Because Valneva uses inactivated whole-virus particles, in common with many familiar vaccines, might people be more willing to accept it?

“It might attract some [vaccine-hesitant] people because it is a very traditional technology, but I don’t think it will be, as we say in the U.S., a game-changer.”

– Prof. William Schaffner

High-income countries already have a good vaccination coverage, so it is unlikely to make a great difference there. However, the Valneva vaccine has one big advantage over the mRNA vaccines.

It can be transported easily and stored at normal fridge temperatures, which could help worldwide vaccine rollout, as Prof. Schaffner confirmed.

“Even in [low-income] countries they have cold chains that are used to these temperatures, which would make it much more readily transportable in challenging environments,” he told us.

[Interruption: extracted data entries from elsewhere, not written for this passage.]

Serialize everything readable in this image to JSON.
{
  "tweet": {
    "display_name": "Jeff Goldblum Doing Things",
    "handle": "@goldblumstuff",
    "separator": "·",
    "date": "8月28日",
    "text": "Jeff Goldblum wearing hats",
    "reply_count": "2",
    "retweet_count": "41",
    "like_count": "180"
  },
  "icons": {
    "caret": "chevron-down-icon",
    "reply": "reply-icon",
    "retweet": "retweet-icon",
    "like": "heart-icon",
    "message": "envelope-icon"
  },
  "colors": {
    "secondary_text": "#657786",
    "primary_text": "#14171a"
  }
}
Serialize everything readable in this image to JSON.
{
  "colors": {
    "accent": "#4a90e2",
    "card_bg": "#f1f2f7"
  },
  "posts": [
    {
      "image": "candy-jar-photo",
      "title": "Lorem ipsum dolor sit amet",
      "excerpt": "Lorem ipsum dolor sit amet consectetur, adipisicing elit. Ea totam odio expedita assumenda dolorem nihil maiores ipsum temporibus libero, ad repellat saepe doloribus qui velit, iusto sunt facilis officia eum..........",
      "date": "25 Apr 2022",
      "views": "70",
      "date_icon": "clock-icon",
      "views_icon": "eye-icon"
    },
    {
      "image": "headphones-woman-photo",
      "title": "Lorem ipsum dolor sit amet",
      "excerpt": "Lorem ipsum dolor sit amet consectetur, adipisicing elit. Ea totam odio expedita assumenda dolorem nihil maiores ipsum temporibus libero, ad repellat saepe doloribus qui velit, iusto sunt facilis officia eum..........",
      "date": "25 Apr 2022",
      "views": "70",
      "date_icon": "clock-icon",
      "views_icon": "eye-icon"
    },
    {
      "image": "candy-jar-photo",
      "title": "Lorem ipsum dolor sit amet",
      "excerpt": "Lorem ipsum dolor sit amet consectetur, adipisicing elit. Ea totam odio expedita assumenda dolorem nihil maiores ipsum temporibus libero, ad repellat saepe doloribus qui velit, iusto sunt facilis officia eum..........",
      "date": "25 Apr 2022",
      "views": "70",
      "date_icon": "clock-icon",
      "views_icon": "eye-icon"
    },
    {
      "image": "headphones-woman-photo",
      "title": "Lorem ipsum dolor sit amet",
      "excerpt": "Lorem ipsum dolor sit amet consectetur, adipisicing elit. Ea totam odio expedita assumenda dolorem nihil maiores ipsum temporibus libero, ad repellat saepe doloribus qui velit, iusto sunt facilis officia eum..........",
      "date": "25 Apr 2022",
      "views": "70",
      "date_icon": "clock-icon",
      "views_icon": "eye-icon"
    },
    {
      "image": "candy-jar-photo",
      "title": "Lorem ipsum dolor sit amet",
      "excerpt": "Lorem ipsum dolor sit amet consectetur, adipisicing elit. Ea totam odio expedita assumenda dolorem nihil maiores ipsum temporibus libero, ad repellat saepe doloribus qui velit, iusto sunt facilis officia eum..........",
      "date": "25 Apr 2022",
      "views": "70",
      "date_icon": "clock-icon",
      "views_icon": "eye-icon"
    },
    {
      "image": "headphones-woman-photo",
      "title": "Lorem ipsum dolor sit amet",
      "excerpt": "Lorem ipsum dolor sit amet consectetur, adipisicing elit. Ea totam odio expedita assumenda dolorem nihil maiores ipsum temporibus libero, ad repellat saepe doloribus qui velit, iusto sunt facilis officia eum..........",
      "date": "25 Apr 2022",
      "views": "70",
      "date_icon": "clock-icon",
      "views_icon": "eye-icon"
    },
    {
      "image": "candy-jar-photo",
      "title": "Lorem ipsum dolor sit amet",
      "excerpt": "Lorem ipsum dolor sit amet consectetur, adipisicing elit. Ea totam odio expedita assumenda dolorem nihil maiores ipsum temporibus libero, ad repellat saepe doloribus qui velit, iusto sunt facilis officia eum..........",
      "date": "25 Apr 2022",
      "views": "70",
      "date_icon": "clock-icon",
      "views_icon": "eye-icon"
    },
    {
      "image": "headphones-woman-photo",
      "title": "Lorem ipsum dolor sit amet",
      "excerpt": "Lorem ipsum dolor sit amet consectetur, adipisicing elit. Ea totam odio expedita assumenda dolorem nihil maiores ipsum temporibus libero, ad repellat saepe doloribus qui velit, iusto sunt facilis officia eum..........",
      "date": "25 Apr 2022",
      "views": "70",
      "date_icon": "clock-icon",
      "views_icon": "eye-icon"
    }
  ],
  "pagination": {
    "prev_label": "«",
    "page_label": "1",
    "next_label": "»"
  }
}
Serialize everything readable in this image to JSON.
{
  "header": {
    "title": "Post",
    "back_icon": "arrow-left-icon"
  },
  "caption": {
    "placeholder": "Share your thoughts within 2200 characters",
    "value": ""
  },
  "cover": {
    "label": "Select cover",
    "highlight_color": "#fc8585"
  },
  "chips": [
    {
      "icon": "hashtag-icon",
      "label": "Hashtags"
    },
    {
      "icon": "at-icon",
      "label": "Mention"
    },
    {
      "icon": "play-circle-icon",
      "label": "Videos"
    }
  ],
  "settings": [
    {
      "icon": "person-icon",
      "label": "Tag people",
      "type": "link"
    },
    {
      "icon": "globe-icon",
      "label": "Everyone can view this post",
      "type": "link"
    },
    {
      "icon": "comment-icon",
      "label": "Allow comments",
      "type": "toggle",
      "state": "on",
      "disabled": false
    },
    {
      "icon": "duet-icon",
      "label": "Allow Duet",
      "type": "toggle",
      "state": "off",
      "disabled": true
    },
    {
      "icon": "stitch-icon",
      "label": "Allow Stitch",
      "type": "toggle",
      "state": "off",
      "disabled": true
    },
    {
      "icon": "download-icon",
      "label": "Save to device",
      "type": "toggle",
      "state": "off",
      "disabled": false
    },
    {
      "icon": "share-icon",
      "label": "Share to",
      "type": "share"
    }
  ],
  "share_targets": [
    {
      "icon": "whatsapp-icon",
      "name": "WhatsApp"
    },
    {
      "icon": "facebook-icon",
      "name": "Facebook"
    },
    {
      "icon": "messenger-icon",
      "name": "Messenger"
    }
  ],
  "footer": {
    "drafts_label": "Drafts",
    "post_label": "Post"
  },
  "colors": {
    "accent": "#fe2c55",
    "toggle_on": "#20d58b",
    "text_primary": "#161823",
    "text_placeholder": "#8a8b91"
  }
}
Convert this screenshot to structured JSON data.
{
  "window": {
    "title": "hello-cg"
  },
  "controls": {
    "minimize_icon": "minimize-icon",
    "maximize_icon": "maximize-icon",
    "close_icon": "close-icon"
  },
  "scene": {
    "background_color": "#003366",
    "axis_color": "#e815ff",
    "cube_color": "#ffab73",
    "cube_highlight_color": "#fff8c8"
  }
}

Some experts have suggested that a vaccine using the whole virus may be more effective against new variants, as Prof. Eleanor Riley, professor of immunology and infectious disease at the University of Edinburgh, notes:

“One particular advantage of the Valneva vaccine is that it is made up of the whole SARS-CoV-2 virus, not just the spike protein. This means that it will induce antibodies and T cell cells against many different components of the virus, including components that are much less susceptible to variation than the spike protein. It is possible, therefore, that this vaccine may provide better protection against new variants as they arise.”

So, the Valneva vaccine is a useful addition to the armory of vaccines available against COVID-19, and could have a significant impact if licensed for use in low-income countries.

But, even if the EMA approves it, it seems unlikely that this vaccine will be a game-changer in those countries that have already achieved a high level of vaccination.